A debt consolidation loan essentially combines multiple debts into one new loan, helping simplify payments. Consolidation loans can provide lower interest rates, reducing the total interest paid over time. Be cautious of extending loan terms too long. Make sure monthly payments fit within your budget. Debt consolidation works best for relatively small debts with high interest rates.

Balance Transfer Credit Card

Similar to a consolidation loan, a balance transfer credit card lets you move multiple credit card balances onto a new card. It enables paying off those debts at a lower interest rate. Make sure to not use the card for any new purchases. Avoid cards with high transfer fees. Pay attention to when the intro 0% APR period ends. Have a plan to pay off the full balance transfer before interest spikes back up.
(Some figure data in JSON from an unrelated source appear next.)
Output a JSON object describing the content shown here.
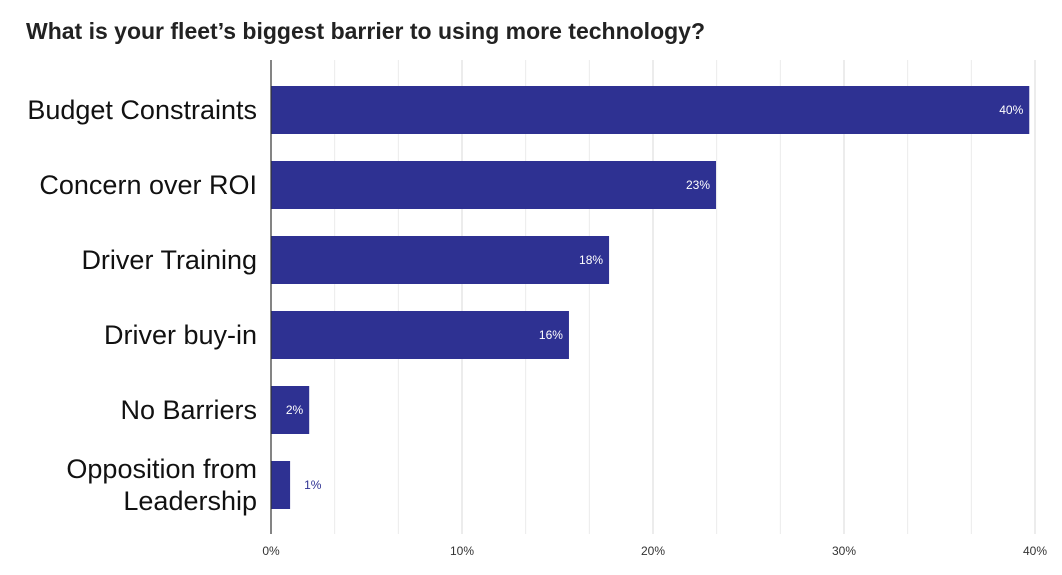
{
  "chart_data": {
    "type": "bar",
    "orientation": "horizontal",
    "title": "What is your fleet’s biggest barrier to using more technology?",
    "categories": [
      [
        "Budget Constraints"
      ],
      [
        "Concern over ROI"
      ],
      [
        "Driver Training"
      ],
      [
        "Driver buy-in"
      ],
      [
        "No Barriers"
      ],
      [
        "Opposition from",
        "Leadership"
      ]
    ],
    "values": [
      39.7,
      23.3,
      17.7,
      15.6,
      2.0,
      1.0
    ],
    "data_labels": [
      "40%",
      "23%",
      "18%",
      "16%",
      "2%",
      "1%"
    ],
    "xlim": [
      0,
      40
    ],
    "xticks": [
      0,
      10,
      20,
      30,
      40
    ],
    "xtick_labels": [
      "0%",
      "10%",
      "20%",
      "30%",
      "40%"
    ],
    "xlabel": "",
    "ylabel": "",
    "grid": true,
    "bar_color": "#2e3192",
    "inside_label_color": "#ffffff",
    "outside_label_color": "#2e3192",
    "gridline_color": "#d9d9d9",
    "axis_color": "#333333"
  }
}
As a last resort, filing for bankruptcy may be the most practical option, despite the damage to your credit. This legally eliminates eligible debt entirely or pays creditors pennies on the dollar through a structured repayment plan. The most common consumer bankruptcy filing is Chapter 7 bankruptcy. Chapter 13 bankruptcy sets up a 3-5 year repayment plan. Meet with a bankruptcy lawyer to discuss the pros and cons for your situation.

Other Tips

  • Communicate with creditors – Maintain open dialogue explaining hardship if unable to make payments. Avoid ignoring them.
  • Prioritize essential expenses – Ensure sufficient money for food, utilities, housing, transportation, insurance, childcare, etc.
  • Seek help from non-profits – Various organizations provide financial counseling and assistance.
  • Increase income – Boost income through a side gig if possible. Every extra dollar helps.
  • Stick to a written budget – Create and follow a realistic written monthly budget. This helps align spending with income.
  • Get support – Money issues can negatively impact mental health. Seek support from family, friends, communities.
  • Establish savings – Even small amounts to savings helps prepare for emergencies that derail plans.


Having a debt restructuring plan fail can be demoralizing. The key is not to panic. Take stock of your finances to understand what is affordable. Contact your debt management agency and creditors to discuss options. Debt settlement, consolidation loans, balance transfers or bankruptcy may now be better avenues. The path forward will require compromise and sacrifice, but solutions exist. Stay positive and take it one step at a time.



Non-Profit Debt Relief Agencies

I aimed to provide a helpful overview on next steps if your debt restructuring plan fails. Let me know if you need any clarification or have additional questions!